Eshhar (אֶשְׁחָר) is a community settlement in northern Israel. Located in the Galilee to the south of Karmiel and north of Sakhnin, it falls under the jurisdiction of Misgav Regional Council. In it had a population of . It is adjacent to the Bedouin village of Arab al-Na'im, with which it shares an access road.

==History==
In 1979, a group of Jews in Chicago came up with a plan to establish a joint secular-religious community in Israel. Eshhar was established in 1986 by a gar'in comprising this group and other English-speaking and Israeli families.

The community was named for the Rhamnus palaestinus (buckthorn), "eshhar" in Hebrew. Residents avoid driving within the village on Shabbat and public events are kosher. Beyond this, residents define their own lifestyles, without coercion, they seek "to live together in harmony and in an atmosphere of tolerance and openness".

The local Tzofim scout group is open to both religious and secular youth.
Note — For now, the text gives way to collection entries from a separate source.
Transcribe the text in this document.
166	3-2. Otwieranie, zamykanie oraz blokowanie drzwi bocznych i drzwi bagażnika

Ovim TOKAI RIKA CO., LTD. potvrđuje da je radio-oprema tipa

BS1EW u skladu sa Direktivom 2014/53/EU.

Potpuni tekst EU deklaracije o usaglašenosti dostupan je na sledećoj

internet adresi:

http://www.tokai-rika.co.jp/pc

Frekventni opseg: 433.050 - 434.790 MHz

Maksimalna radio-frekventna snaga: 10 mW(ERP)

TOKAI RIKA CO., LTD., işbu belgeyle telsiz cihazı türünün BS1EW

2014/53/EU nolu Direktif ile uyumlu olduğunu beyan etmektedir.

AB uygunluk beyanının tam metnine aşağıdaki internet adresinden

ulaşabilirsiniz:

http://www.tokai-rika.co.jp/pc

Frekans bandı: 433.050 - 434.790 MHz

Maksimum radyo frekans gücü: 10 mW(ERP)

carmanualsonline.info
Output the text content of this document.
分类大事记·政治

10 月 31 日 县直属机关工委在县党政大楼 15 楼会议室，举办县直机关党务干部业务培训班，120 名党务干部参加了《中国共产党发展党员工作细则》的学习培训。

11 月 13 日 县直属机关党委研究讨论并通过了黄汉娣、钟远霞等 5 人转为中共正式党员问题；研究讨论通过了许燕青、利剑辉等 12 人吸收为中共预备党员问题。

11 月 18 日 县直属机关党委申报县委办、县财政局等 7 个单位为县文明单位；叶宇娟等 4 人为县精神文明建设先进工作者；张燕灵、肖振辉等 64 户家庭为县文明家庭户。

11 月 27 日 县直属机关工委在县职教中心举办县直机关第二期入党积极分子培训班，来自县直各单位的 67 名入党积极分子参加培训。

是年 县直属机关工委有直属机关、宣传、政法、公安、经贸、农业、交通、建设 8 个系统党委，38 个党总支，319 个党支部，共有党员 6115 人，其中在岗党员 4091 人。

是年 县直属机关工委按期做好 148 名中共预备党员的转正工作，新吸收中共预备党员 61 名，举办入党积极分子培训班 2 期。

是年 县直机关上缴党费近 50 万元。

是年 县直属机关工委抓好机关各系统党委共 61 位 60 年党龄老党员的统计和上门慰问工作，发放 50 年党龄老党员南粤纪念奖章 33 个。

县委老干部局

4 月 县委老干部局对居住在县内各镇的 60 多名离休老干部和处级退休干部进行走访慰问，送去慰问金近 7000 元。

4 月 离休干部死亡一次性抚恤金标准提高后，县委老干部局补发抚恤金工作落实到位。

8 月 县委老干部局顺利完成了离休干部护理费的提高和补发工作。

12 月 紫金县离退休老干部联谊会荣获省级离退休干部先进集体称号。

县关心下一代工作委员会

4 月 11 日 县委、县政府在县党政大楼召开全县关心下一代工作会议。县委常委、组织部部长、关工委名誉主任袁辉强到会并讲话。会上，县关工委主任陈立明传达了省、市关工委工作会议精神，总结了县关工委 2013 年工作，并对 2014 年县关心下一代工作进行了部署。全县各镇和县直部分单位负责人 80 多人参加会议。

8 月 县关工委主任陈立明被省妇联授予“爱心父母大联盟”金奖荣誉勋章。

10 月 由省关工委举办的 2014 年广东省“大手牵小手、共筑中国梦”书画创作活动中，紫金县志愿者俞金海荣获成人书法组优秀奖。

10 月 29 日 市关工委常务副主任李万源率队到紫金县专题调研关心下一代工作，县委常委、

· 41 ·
Plans for a pluralistic Meguvan-affiliated elementary school failed due to legal issues and opposition from the Ministry of Education and the Regional Council. An attempt to establish such a school in Moreshet failed for similar reasons. Children attend local religious or secular schools instead.

Relations with the adjacent hillside Bedouin village of Arab al-Na'im are generally good, based on a firm footing established in initial meetings between the councils of the two villages in the 1990s, when it was agreed that "good neighborly relations" would be a pragmatic and helpful arrangement. Eshhar as a community, along with other Jewish organizations, have been involved in supporting Arab al-Na'im's leaders in obtaining state recognition and, subsequently, connection to municipal services and the institution of a master plan for the village, enabling the first permanent masonry-built houses to be constructed there in 2014.

==Facilities==
Facilities in the village include an Orthodox synagogue and community hall opened in 2014, a mikveh, a small petting zoo, a library, outdoor sports facilities and young children playgrounds, a community pub, a community orchard and several walking trails. There is a nursery for children from the age of three months to three years, and three kindergartens.

Construction of a new neighborhood (Shlav - Stage "Daled 1") started in 2021 with many cottages getting populated over 2022-23. Groundwork for a further neighborhood expansion (Stage Daled 2) is being initiated in the near future . Future expansion of the village (Daled 2-3) is planned.